Library Voices member and sound artist Michael Scott Dawson has turned an unexpected bout of vertigo into the impetus for this series of stunningly minimalist vignettes that use generative synth tones to form slow moving cascades of ambient sound.
Over these unfurling soundscapes, a layer or two of found sound or carefully selected guitar notes are placed to realise a dreamlike, pastoral idyll that drifts past the listener. These extra textures on Nowhere, Middle Of, be they the sound of birds or of the wind in trees, prevent the pieces from descending into formlessness.The bout of vertigo and the sensations that it would have caused in Michael go some way to informing the pieces detailed here. There is a natural sway and movement to them that takes them outside the studio and firmly plants them in the outdoors; the kind of pastoral exterior that is infused with wan sunlight, all browns and creams and pale golds.
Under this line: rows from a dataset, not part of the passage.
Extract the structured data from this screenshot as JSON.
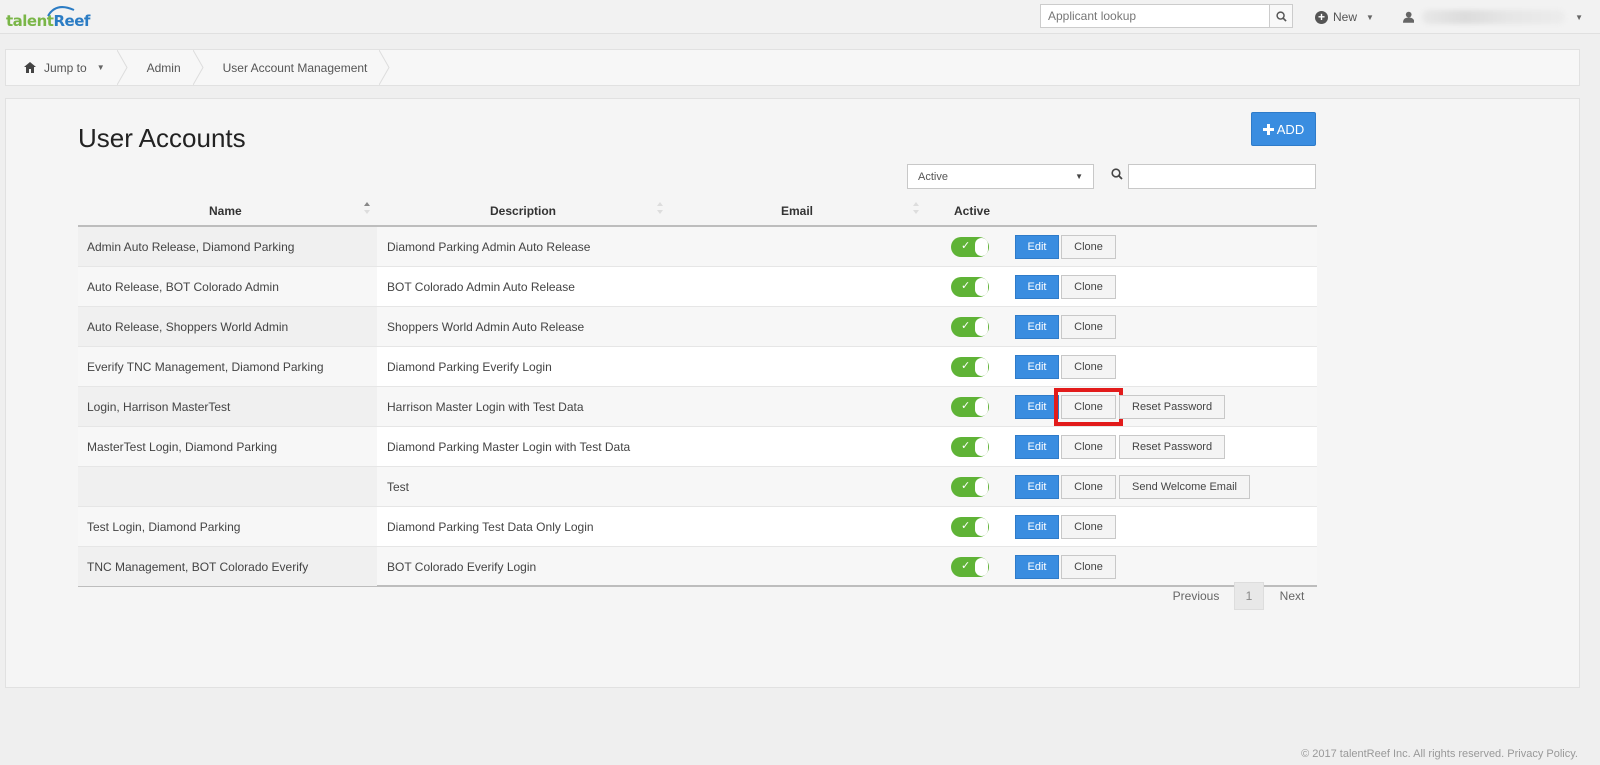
{
  "app": {
    "logo_part1": "talent",
    "logo_part2": "Reef"
  },
  "topbar": {
    "lookup_placeholder": "Applicant lookup",
    "new_label": "New"
  },
  "breadcrumb": {
    "items": [
      "Jump to",
      "Admin",
      "User Account Management"
    ]
  },
  "page": {
    "title": "User Accounts",
    "add_label": "ADD",
    "filter_value": "Active"
  },
  "table": {
    "headers": [
      "Name",
      "Description",
      "Email",
      "Active"
    ],
    "rows": [
      {
        "name": "Admin Auto Release, Diamond Parking",
        "description": "Diamond Parking Admin Auto Release",
        "edit": "Edit",
        "clone": "Clone",
        "extra": ""
      },
      {
        "name": "Auto Release, BOT Colorado Admin",
        "description": "BOT Colorado Admin Auto Release",
        "edit": "Edit",
        "clone": "Clone",
        "extra": ""
      },
      {
        "name": "Auto Release, Shoppers World Admin",
        "description": "Shoppers World Admin Auto Release",
        "edit": "Edit",
        "clone": "Clone",
        "extra": ""
      },
      {
        "name": "Everify TNC Management, Diamond Parking",
        "description": "Diamond Parking Everify Login",
        "edit": "Edit",
        "clone": "Clone",
        "extra": ""
      },
      {
        "name": "Login, Harrison MasterTest",
        "description": "Harrison Master Login with Test Data",
        "edit": "Edit",
        "clone": "Clone",
        "extra": "Reset Password"
      },
      {
        "name": "MasterTest Login, Diamond Parking",
        "description": "Diamond Parking Master Login with Test Data",
        "edit": "Edit",
        "clone": "Clone",
        "extra": "Reset Password"
      },
      {
        "name": "",
        "description": "Test",
        "edit": "Edit",
        "clone": "Clone",
        "extra": "Send Welcome Email"
      },
      {
        "name": "Test Login, Diamond Parking",
        "description": "Diamond Parking Test Data Only Login",
        "edit": "Edit",
        "clone": "Clone",
        "extra": ""
      },
      {
        "name": "TNC Management, BOT Colorado Everify",
        "description": "BOT Colorado Everify Login",
        "edit": "Edit",
        "clone": "Clone",
        "extra": ""
      }
    ]
  },
  "pager": {
    "previous": "Previous",
    "current": "1",
    "next": "Next"
  },
  "footer": {
    "text": "© 2017 talentReef Inc. All rights reserved. Privacy Policy."
  },
  "colors": {
    "primary_blue": "#3a8de0",
    "toggle_green": "#5fb336",
    "highlight_red": "#e21b1b"
  }
}
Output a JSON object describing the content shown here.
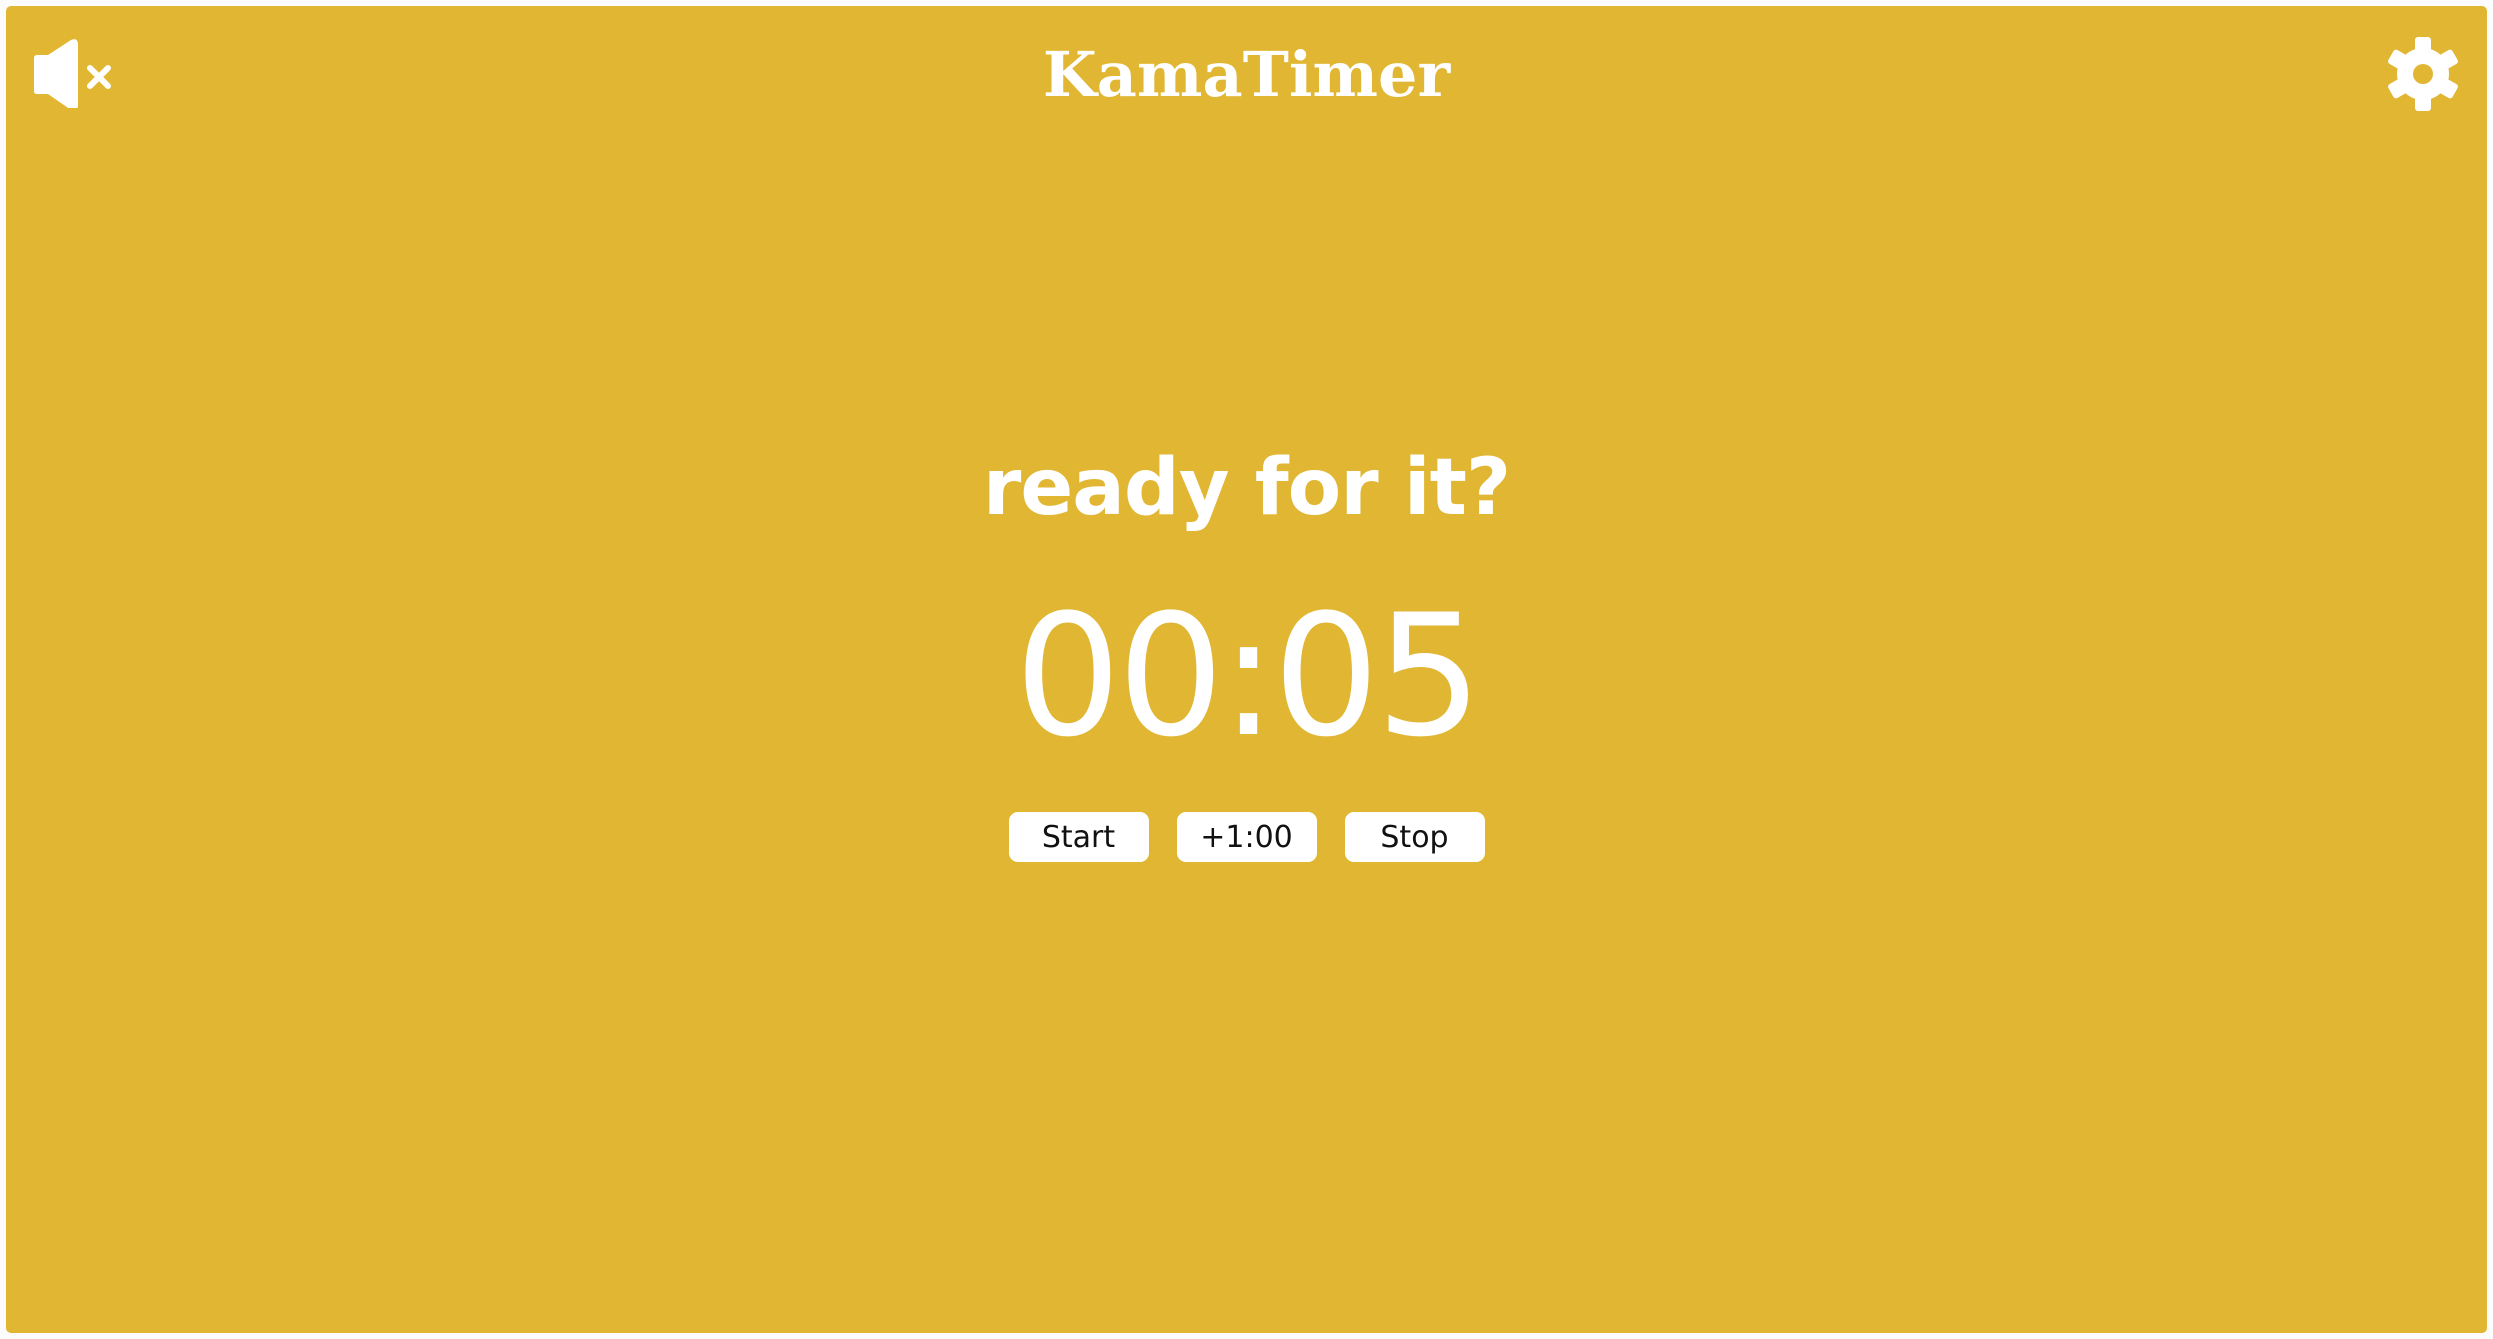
{
  "app": {
    "title": "KamaTimer",
    "background_color": "#e1b633",
    "foreground_color": "#ffffff"
  },
  "header": {
    "mute_icon": "speaker-muted-icon",
    "settings_icon": "gear-icon"
  },
  "timer": {
    "status": "ready for it?",
    "time": "00:05"
  },
  "controls": {
    "start_label": "Start",
    "add_minute_label": "+1:00",
    "stop_label": "Stop"
  }
}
The space that Michael uses across the pieces is expansive. The notes stretch like supple saplings in a strong breeze and the guitar notes when used throb with gentle reverb. It is liminal and gossamer and evokes nature in all its hidden glory; the kind of glory that is only experienced by the intrepid or those seeking lonely treasures in a beckoning landscape.
Some of the pieces are given a little more dynamism by some unexpected series of sounds; they aren’t necessarily recognisable, but are supposed to be there as if something unknown is taking place over a hedgerow, invisible to you but perfectly in its place. At other points, the twang of an electric guitar and a slow and steady drip send us a little further under the cover of a cool, shadowy place, light blocked out temporarily, but not such that we could lose our way. In other places, it is hard to focus as sounds become blurry, with slightly distorted tones lending an unusual edge to the descending background.